Lynch spent several minutes Thursday defending Crowell, who was booed by some Georgia fans in the SEC championship loss to LSU when he left the game with an ankle injury.
That, Lynch said, was “disrespectful.” He said Crowell has been “wrongly scrutinized” in his rookie season during which he was named the Associated Press SEC Freshman of the Year.
“Had Isaiah been a junior or senior, maybe he should grind through it,” Lynch said. “I thought he grinded through it enough. He sat out one game and he tried to play in that SEC championship game when we needed him. … I don’t think anybody understood the pain he was going through.”
Crowell turned 19 on Jan. 8, six days after the Bulldogs’ season ended.
“You ask these high expectations out of a kid who’s 18 years old; it’s such a different game than high school,” said Lynch, who has grown closer to Crowell as his “big brother” through the team’s “Brother’s Keepers” program in which an upperclassmen is assigned to a younger teammate. “Let’s face it; he had instant success and people were so demanding of him to be the savior, this idea of, ’Oh, the next Herschel (Walker).’ That’s just unfairly suited to him.”
Crowell wasn’t the next Herschel, but he will be the second-leading returning rusher in the SEC this season after Vanderbilt’s Zac Stacy.
“I feel for him,” quarterback Aaron Murray said. “I think he definitely learned from it. I think he still had a great year. He still had over 800 yards, which is still pretty impressive for a freshman. I’m excited to see what he can do this season.”
Georgia players who were made available to the media on Thursday say they are already excited by the Crowell they’ve seen this winter.
“I’ve seen that he’s grown and learned from the things that have happened throughout the season,” running back Richard Samuel said. “He’s working towards a goal instead of just going through the motions.”
Things that he could get away with while piling up the yards and touchdowns in high school at Carver-Columbus might not have been enough at Georgia, players said.
“It’s different,” Murray said, “especially as a running back, when maybe in high school you’re just outrunning everyone and running people over, and you come to SEC football and these guys are coming at you every single play, taking you out by your knees, your ankles; it’s tough.”
Added Samuel: “It’s a different level.

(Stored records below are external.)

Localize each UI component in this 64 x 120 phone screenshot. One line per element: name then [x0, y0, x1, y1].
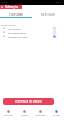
button[interactable]: Manage my data — [0, 34, 64, 38]
button[interactable]: My preferences — [0, 30, 64, 34]
button[interactable]: Favourites — [32, 107, 48, 120]
staticText: My preferences — [8, 31, 27, 34]
staticText: MERCHANT — [41, 13, 56, 17]
staticText: CONTINUE TO ORDER — [15, 100, 42, 104]
other: Notice — [1, 6, 3, 8]
button[interactable]: Profile — [48, 107, 64, 120]
staticText: Discover — [4, 114, 13, 117]
staticText: APPLICATION — [1, 24, 16, 27]
staticText: Delivery to home — [5, 5, 22, 9]
button[interactable]: Discover — [0, 107, 16, 120]
button[interactable]: Notice — [0, 5, 22, 9]
staticText: Profile — [53, 114, 60, 117]
button[interactable]: My account — [0, 26, 64, 30]
button[interactable]: CONTINUE TO ORDER — [3, 98, 54, 105]
staticText: CUSTOMER — [9, 13, 23, 17]
button[interactable]: Orders — [16, 107, 32, 120]
button[interactable]: MERCHANT — [32, 12, 64, 17]
staticText: My account — [8, 27, 22, 30]
button[interactable]: CUSTOMER — [0, 12, 32, 17]
staticText: Favourites — [35, 114, 46, 117]
staticText: Manage my data — [8, 35, 28, 38]
staticText: Orders — [21, 114, 28, 117]
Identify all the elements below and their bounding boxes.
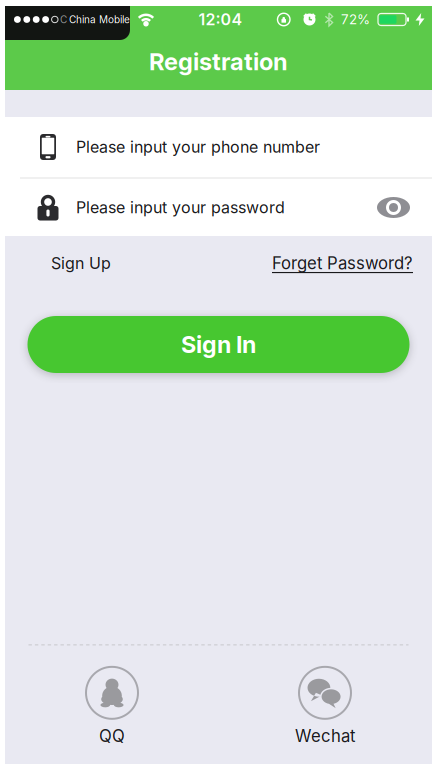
button[interactable]: Wechat	[275, 667, 375, 746]
button[interactable]: Forget Password?	[272, 253, 413, 273]
button[interactable]: Please input your password	[5, 179, 432, 236]
button[interactable]: Sign In	[28, 316, 410, 373]
button[interactable]: Sign Up	[51, 254, 111, 272]
staticText: Please input your phone number	[76, 138, 320, 156]
staticText: 72%	[341, 12, 370, 27]
staticText: Forget Password?	[272, 253, 413, 273]
staticText: C	[60, 14, 67, 26]
staticText: QQ	[99, 726, 125, 746]
staticText: China Mobile	[69, 14, 130, 26]
staticText: Registration	[149, 47, 288, 76]
staticText: Wechat	[295, 726, 355, 746]
staticText: 12:04	[198, 10, 242, 29]
staticText: Sign Up	[51, 254, 111, 272]
staticText: Please input your password	[76, 198, 285, 217]
staticText: Sign In	[181, 330, 256, 359]
button[interactable]: QQ	[62, 667, 162, 746]
button[interactable]: Please input your phone number	[5, 117, 432, 177]
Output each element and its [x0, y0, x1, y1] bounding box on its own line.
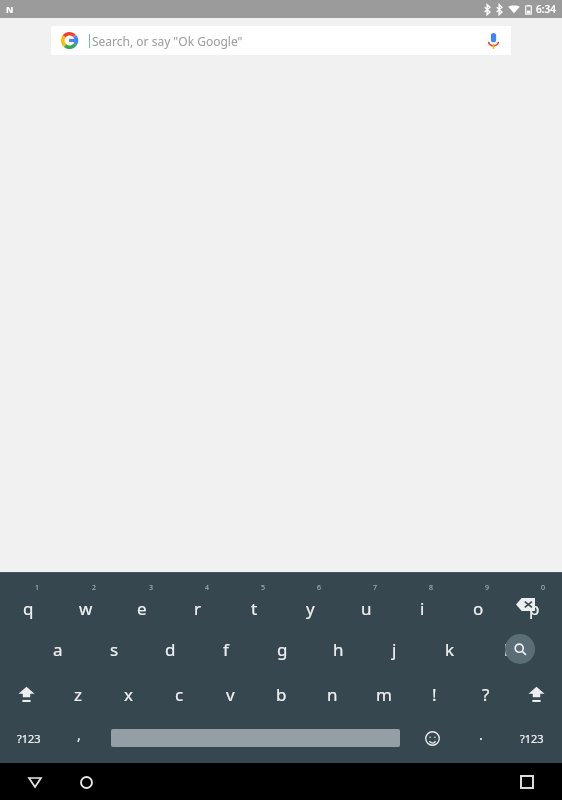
button[interactable]: ! [409, 675, 460, 713]
staticText: 3 [149, 583, 154, 593]
button[interactable]: s [86, 630, 142, 668]
button[interactable]: j [366, 630, 422, 668]
staticText: h [333, 638, 344, 661]
staticText: 4 [205, 583, 210, 593]
button[interactable]: a [29, 630, 86, 668]
staticText: n [327, 683, 338, 706]
button[interactable]: Home [68, 764, 104, 800]
button[interactable]: Search [505, 634, 535, 664]
button[interactable]: q [0, 583, 57, 623]
staticText: 1 [35, 583, 40, 593]
button[interactable]: k [422, 630, 478, 668]
button[interactable]: Shift [0, 675, 52, 713]
button[interactable]: Emoji [414, 720, 450, 756]
button[interactable]: o [450, 583, 506, 623]
staticText: . [479, 725, 483, 744]
staticText: b [276, 683, 287, 706]
button[interactable]: , [62, 720, 96, 756]
staticText: , [77, 725, 81, 744]
staticText: y [306, 597, 315, 620]
button[interactable]: c [154, 675, 205, 713]
button[interactable]: b [256, 675, 307, 713]
button[interactable]: Back [17, 764, 53, 800]
button[interactable]: f [198, 630, 254, 668]
staticText: e [137, 597, 147, 620]
button[interactable]: l [478, 630, 534, 668]
button[interactable]: d [142, 630, 198, 668]
staticText: i [420, 597, 425, 620]
staticText: s [110, 638, 119, 661]
button[interactable]: e [114, 583, 170, 623]
button[interactable]: ?123 [6, 720, 52, 756]
button[interactable]: y [282, 583, 338, 623]
staticText: 9 [485, 583, 490, 593]
staticText: c [175, 683, 184, 706]
button[interactable]: z [52, 675, 103, 713]
staticText: w [79, 597, 93, 620]
staticText: 5 [261, 583, 266, 593]
staticText: u [361, 597, 372, 620]
button[interactable]: Recent apps [509, 764, 545, 800]
staticText: o [473, 597, 484, 620]
staticText: N [6, 3, 14, 15]
button[interactable]: n [307, 675, 358, 713]
button[interactable]: ?123 [509, 720, 555, 756]
button[interactable]: Shift [511, 675, 562, 713]
staticText: 2 [92, 583, 97, 593]
staticText: 8 [429, 583, 434, 593]
staticText: Search, or say "Ok Google" [92, 33, 243, 49]
button[interactable]: Backspace [516, 592, 552, 616]
staticText: 6:34 [536, 2, 556, 16]
staticText: x [124, 683, 133, 706]
button[interactable]: x [103, 675, 154, 713]
button[interactable]: i [394, 583, 450, 623]
staticText: 6 [317, 583, 322, 593]
button[interactable]: w [57, 583, 114, 623]
staticText: ?123 [17, 731, 41, 746]
staticText: ? [482, 683, 490, 706]
button[interactable]: t [226, 583, 282, 623]
button[interactable]: m [358, 675, 409, 713]
staticText: v [226, 683, 235, 706]
staticText: f [223, 638, 229, 661]
staticText: p [529, 597, 540, 620]
button[interactable]: r [170, 583, 226, 623]
button[interactable]: ? [460, 675, 511, 713]
staticText: d [165, 638, 176, 661]
button[interactable]: p [506, 583, 562, 623]
staticText: m [376, 683, 392, 706]
staticText: q [23, 597, 34, 620]
staticText: z [74, 683, 82, 706]
staticText: a [53, 638, 63, 661]
button[interactable]: Voice search [478, 26, 508, 55]
staticText: t [251, 597, 258, 620]
staticText: j [392, 638, 397, 661]
staticText: g [277, 638, 288, 661]
button[interactable]: v [205, 675, 256, 713]
staticText: l [504, 638, 509, 661]
button[interactable]: h [310, 630, 366, 668]
button[interactable]: . [464, 720, 498, 756]
button[interactable]: g [254, 630, 310, 668]
staticText: 0 [541, 583, 546, 593]
staticText: ?123 [520, 731, 544, 746]
button[interactable]: Search, or say "Ok Google" [51, 26, 511, 55]
button[interactable]: u [338, 583, 394, 623]
staticText: ! [432, 683, 437, 706]
staticText: r [194, 597, 202, 620]
staticText: k [445, 638, 455, 661]
staticText: 7 [373, 583, 378, 593]
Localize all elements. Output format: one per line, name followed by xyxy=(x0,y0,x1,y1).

You have to do more and put in more from high school to college. Now he’s realizing what it takes to put in.”
For example: Georgia’s conditioning mat drills on Wednesday.

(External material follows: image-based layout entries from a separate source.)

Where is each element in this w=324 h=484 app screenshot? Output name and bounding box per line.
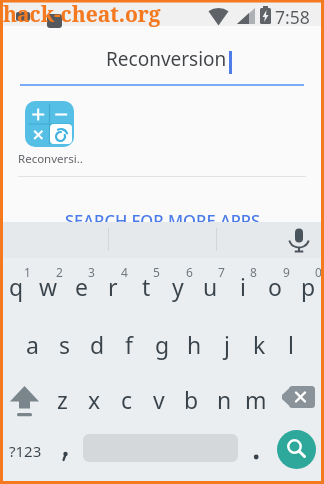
staticText: y [172,271,184,302]
button[interactable]: p [292,260,324,312]
staticText: g [155,329,170,360]
button[interactable]: h [178,318,210,370]
staticText: m [245,384,267,415]
staticText: l [288,329,294,360]
staticText: h [187,329,202,360]
staticText: 3 [88,264,95,277]
button[interactable]: f [113,318,145,370]
button[interactable]: x [78,373,110,425]
staticText: o [268,271,282,302]
button[interactable]: d [81,318,113,370]
button[interactable]: i [227,260,259,312]
staticText: v [153,384,165,415]
button[interactable] [240,436,272,476]
staticText: SEARCH FOR MORE APPS [65,209,260,231]
button[interactable]: SEARCH FOR MORE APPS [0,209,324,231]
button[interactable]: u [194,260,226,312]
staticText: 4 [121,264,128,277]
staticText: ?123 [9,441,42,461]
staticText: s [59,329,71,360]
staticText: w [39,271,58,302]
button[interactable]: g [146,318,178,370]
button[interactable]: a [16,318,48,370]
button[interactable]: Reconversion [0,43,324,75]
button[interactable]: b [175,373,207,425]
staticText: b [184,384,199,415]
staticText: a [26,329,39,360]
staticText: q [9,271,24,302]
staticText: 8 [250,264,257,277]
staticText: 2 [56,264,63,277]
staticText: j [224,329,230,360]
staticText: f [125,329,133,360]
button[interactable]: s [49,318,81,370]
staticText: 9 [283,264,290,277]
button[interactable]: z [46,373,78,425]
staticText: 7 [218,264,225,277]
button[interactable]: v [143,373,175,425]
staticText: i [240,271,246,302]
button[interactable]: m [240,373,272,425]
button[interactable]: t [130,260,162,312]
staticText: n [217,384,232,415]
button[interactable] [6,380,46,420]
button[interactable]: j [211,318,243,370]
staticText: z [57,384,68,415]
button[interactable]: y [162,260,194,312]
button[interactable]: n [208,373,240,425]
button[interactable] [277,430,316,469]
button[interactable]: q [0,260,32,312]
button[interactable]: l [275,318,307,370]
staticText: r [108,271,118,302]
button[interactable]: k [243,318,275,370]
button[interactable]: c [111,373,143,425]
staticText: e [75,271,88,302]
staticText: Reconversion [106,46,227,72]
staticText: 0 [315,264,322,277]
staticText: p [301,271,316,302]
staticText: k [253,329,266,360]
staticText: x [88,384,101,415]
staticText: hack-cheat.org [3,0,161,29]
button[interactable]: w [32,260,64,312]
staticText: 5 [153,264,160,277]
button[interactable] [25,101,74,147]
staticText: 1 [24,264,31,277]
staticText: 7:58 [275,5,310,29]
button[interactable]: r [97,260,129,312]
button[interactable]: o [259,260,291,312]
button[interactable]: e [65,260,97,312]
staticText: Reconversi.. [18,151,83,167]
button[interactable] [49,430,81,470]
button[interactable]: ?123 [3,432,47,469]
staticText: d [90,329,105,360]
staticText: t [142,271,151,302]
button[interactable] [278,380,320,420]
staticText: c [121,384,133,415]
button[interactable] [283,224,315,256]
staticText: u [203,271,218,302]
staticText: 6 [186,264,193,277]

Murray went through a station with Crowell doing the “ladder drill” and came away impressed.
“He was working hard, he was running hard,” Murray said. “If he got sent back, he hustled back out of line and did it again. I definitely think he’s matured over the past season. It’s very tough to come in as a freshman and have so much put on your plate. The whole Georgia football team is on you, it’s all dependant on you, you, you, you, you.”
Not so this year.
There’s new blood — highly-regarded tailback signees Keith Marshall and Todd Gurley, newcomers whom Crowell has said he would welcome.
Murray said the competition has lit a fire under Crowell.
“You can see he wants to get better,” Lynch said, “and he’s finally getting it.”
NOTES: The idea for receiver Malcolm Mitchell to also play cornerback was actually his, the sophomore said. “It’s something I want to do,” he said. “Not just something that just popped up. I actually approached them.” Mitchell said he went to coach Mark Richt’s office in January to talk to him about playing defense also. The dismissals later of cornerbacks Chris Sanders and Nick Marshall made that idea more of a necessity. Alabama recruited him from Valdosta to play cornerback. Georgia gave him the option of playing both. “When it came down to it, I thought I’d be satisfied with catching touchdowns, but the more I play the game, the more I want to do both,” he said. “I don’t want to come off the field. I will put in the work to make sure I can physically withstand it all.” … Samuel still considers himself a tailback first even if he could get a look at fullback this spring. “It’s not going to be a switch or anything,” he said. The senior said he wouldn’t mind playing fullback and “wherever they decide to play me, I’m going to give it my all.”